I walked back to the dressing room. Inside the swinging doors, I pulled off my shirt and took the bra off the hanger.
“How do you get this thing on?” I asked Mary Ann in a low voice.
“The way you put on the top of a two-piece swimsuit.”
“When have you ever seen me in a two-piecer?” I said.
“Oh, yeah. Hook it in the front and slide it to the back.”
That worked pretty well. “Come on in,” I said.
Mary Ann slipped into the dressing room. She frowned, looking at me critically. “I think it’s too big. It puckers out a little. That’ll get smashed under a T-shirt, and you’ll be able to see it. It should look smooth. I’ll get you a thirty-two A.”
“Thirty-two A?”
“The number is the measurement around your rib cage. The letter is the cup size. You need a smaller cup.”
Good grief. A thirty-two A. What was Lisa’s? Thirty-four C?
“Would you get it, Mary Ann?” I asked. “But if you see Lisa anywhere in the store, don’t pick it up.”
“Gotcha.”
Mary Ann left. I looked at myself in the mirror. It was weird seeing myself in a bra. It felt weird, too, with all the straps, sort of like those straitjackets they put on crazy people in the movies.
Mary Ann came back. “Lisa
must’ve left.” She poked the bra in between the doors.
“Good.” I took off the first bra and put on the smaller one. It was tight on the shoulders, so Mary Ann showed me how to lengthen the straps. It felt better, and the cups were smooth. Mary Ann agreed that it was a better fit.
“Let’s get two for now,” she said.
“Okay.” Mom had given me the money when I told her why I needed it. “Will you get the other one? But look out for Lisa.”
“Okay.”
I met Mary Ann at the cash register.
“I’ll go find the clerk,” Mary Ann said. She disappeared behind a rack of nightgowns.
Suddenly Lisa appeared out of nowhere again. I clutched the bras close so she couldn’t see their size.
I scowled at her. “What are you doing, following me?”
“Why would I do that?” she said, in an innocent voice.
“I sure wouldn’t know.”
I stood there, trying to think of a plan. How could I buy these bras without Lisa’s getting a look at them? Just then, Mary Ann and the clerk came weaving around the racks of lingerie.
I caught Mary Ann’s eye and nodded slightly at Lisa. Mary Ann’s mouth opened, then closed.
She walked directly over to Lisa and tapped her on the shoulder. “Lisa, did you enjoy the first practice for the fashion show?”
Good old Mary Ann.
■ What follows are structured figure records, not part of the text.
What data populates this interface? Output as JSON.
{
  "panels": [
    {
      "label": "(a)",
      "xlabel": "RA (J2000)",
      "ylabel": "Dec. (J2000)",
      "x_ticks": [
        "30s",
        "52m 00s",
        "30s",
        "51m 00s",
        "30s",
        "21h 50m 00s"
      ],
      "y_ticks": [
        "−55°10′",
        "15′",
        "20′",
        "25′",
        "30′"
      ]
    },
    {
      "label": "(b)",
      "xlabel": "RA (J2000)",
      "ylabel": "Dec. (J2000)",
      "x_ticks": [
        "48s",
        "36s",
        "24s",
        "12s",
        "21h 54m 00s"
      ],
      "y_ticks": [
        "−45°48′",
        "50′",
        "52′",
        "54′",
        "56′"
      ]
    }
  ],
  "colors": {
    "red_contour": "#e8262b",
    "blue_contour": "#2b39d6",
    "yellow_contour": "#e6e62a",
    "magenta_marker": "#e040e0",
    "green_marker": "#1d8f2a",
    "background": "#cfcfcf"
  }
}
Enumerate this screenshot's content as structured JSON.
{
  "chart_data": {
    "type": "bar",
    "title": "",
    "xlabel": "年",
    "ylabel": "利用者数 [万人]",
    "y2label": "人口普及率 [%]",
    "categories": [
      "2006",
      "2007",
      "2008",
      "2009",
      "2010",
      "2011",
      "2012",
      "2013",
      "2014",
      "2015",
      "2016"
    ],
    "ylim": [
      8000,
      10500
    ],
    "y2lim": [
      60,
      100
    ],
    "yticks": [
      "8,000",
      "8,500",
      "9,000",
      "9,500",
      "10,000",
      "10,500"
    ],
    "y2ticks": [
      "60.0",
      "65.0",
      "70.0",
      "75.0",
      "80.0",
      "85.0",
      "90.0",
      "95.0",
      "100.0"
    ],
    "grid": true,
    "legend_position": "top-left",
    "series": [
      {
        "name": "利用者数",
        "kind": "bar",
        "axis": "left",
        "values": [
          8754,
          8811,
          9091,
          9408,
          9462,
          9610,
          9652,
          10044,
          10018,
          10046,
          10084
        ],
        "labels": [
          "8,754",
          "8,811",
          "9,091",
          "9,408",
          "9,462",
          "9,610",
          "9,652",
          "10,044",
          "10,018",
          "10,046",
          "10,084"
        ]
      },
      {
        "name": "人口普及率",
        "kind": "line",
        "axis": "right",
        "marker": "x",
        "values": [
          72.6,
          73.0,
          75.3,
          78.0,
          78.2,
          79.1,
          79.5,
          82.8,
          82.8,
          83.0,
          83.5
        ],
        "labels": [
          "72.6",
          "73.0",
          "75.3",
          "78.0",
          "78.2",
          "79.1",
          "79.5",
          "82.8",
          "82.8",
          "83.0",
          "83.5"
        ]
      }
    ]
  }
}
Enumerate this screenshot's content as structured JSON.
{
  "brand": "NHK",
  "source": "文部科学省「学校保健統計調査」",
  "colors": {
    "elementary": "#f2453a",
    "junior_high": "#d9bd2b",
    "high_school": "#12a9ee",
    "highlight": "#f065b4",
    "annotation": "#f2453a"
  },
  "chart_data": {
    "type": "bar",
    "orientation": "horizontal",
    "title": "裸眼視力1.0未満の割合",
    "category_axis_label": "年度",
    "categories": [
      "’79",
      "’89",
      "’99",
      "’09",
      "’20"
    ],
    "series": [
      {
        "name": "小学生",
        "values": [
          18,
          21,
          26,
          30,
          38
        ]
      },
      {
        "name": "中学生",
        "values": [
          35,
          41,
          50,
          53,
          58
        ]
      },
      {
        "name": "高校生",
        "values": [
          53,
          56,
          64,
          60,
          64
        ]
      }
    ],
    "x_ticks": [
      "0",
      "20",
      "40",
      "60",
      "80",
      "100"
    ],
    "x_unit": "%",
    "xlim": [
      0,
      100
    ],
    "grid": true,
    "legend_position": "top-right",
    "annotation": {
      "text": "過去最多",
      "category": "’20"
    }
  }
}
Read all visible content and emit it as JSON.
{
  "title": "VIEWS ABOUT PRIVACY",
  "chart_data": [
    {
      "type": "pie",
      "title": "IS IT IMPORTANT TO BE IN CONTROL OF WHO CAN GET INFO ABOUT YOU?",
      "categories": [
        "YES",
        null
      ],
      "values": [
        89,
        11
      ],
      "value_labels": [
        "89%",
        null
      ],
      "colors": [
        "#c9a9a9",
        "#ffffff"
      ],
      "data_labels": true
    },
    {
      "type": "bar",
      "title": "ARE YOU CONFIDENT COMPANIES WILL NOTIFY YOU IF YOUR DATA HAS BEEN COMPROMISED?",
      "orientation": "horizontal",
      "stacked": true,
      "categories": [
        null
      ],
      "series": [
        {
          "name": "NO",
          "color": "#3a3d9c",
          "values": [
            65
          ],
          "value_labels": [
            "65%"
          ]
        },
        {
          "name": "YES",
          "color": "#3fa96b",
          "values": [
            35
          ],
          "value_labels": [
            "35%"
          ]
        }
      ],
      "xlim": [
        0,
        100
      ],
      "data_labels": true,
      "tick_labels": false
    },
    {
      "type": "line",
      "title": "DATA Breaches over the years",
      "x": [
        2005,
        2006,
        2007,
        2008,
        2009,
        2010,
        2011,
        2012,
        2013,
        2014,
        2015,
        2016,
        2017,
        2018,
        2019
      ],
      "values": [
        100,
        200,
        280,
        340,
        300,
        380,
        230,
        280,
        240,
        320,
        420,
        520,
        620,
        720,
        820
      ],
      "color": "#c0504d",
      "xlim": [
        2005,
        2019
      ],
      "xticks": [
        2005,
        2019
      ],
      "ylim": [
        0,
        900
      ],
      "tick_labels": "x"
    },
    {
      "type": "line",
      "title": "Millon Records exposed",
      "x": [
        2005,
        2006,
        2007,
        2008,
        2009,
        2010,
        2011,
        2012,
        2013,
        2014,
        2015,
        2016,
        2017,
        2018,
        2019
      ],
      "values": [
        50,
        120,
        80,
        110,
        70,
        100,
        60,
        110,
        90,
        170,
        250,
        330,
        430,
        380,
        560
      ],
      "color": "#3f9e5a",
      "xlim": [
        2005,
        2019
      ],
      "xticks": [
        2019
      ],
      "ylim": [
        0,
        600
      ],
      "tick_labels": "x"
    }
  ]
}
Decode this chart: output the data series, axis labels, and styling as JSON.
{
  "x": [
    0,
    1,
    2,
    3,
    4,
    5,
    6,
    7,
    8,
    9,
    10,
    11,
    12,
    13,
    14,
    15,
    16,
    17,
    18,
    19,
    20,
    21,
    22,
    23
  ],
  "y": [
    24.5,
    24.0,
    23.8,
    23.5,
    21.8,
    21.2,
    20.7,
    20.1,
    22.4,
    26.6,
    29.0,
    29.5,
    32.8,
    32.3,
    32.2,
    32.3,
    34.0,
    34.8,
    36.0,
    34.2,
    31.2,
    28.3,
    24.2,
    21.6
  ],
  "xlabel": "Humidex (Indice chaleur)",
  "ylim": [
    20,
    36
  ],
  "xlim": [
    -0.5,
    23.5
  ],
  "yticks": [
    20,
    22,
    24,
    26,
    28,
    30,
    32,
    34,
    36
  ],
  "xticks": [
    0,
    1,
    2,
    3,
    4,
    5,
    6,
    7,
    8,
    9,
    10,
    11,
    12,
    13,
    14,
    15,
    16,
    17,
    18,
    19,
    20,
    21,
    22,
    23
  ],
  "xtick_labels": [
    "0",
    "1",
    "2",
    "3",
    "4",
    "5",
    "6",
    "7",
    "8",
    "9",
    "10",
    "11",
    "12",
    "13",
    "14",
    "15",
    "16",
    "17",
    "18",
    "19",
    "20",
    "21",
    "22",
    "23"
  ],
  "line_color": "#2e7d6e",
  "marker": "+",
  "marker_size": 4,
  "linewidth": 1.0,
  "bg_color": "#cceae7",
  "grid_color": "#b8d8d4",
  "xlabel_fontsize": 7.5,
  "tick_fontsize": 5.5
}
She was trying to distract Lisa.
I planted myself between Lisa and the bras.
“It was okay,” Lisa said.
The clerk picked up the bras and scanned the tags. “Was the thirty-two A a good fit?” she asked, her voice booming through the store as if she’d yelled into a microphone.
Lisa snorted.
Mary Ann’s face went white, and I came close to lunging over the counter to strangle that clerk. I wished I could vaporize into the floor, but I came to my senses and mumbled, “It’s very snug, but it’ll have to do. We took the straps out as far as they’d go.”
I slapped the money on the counter, and the woman finished ringing up the sale.
I stalked past Lisa. She waved and called out, “I’ll see you at practice tonight, Lizard.”
When Mary Ann and I were outside the mall, I said, “This isn’t worth it.”
“It’s not worth sitting at Wrigley Field and seeing the great Mark Grace and Sammy Sosa in person?”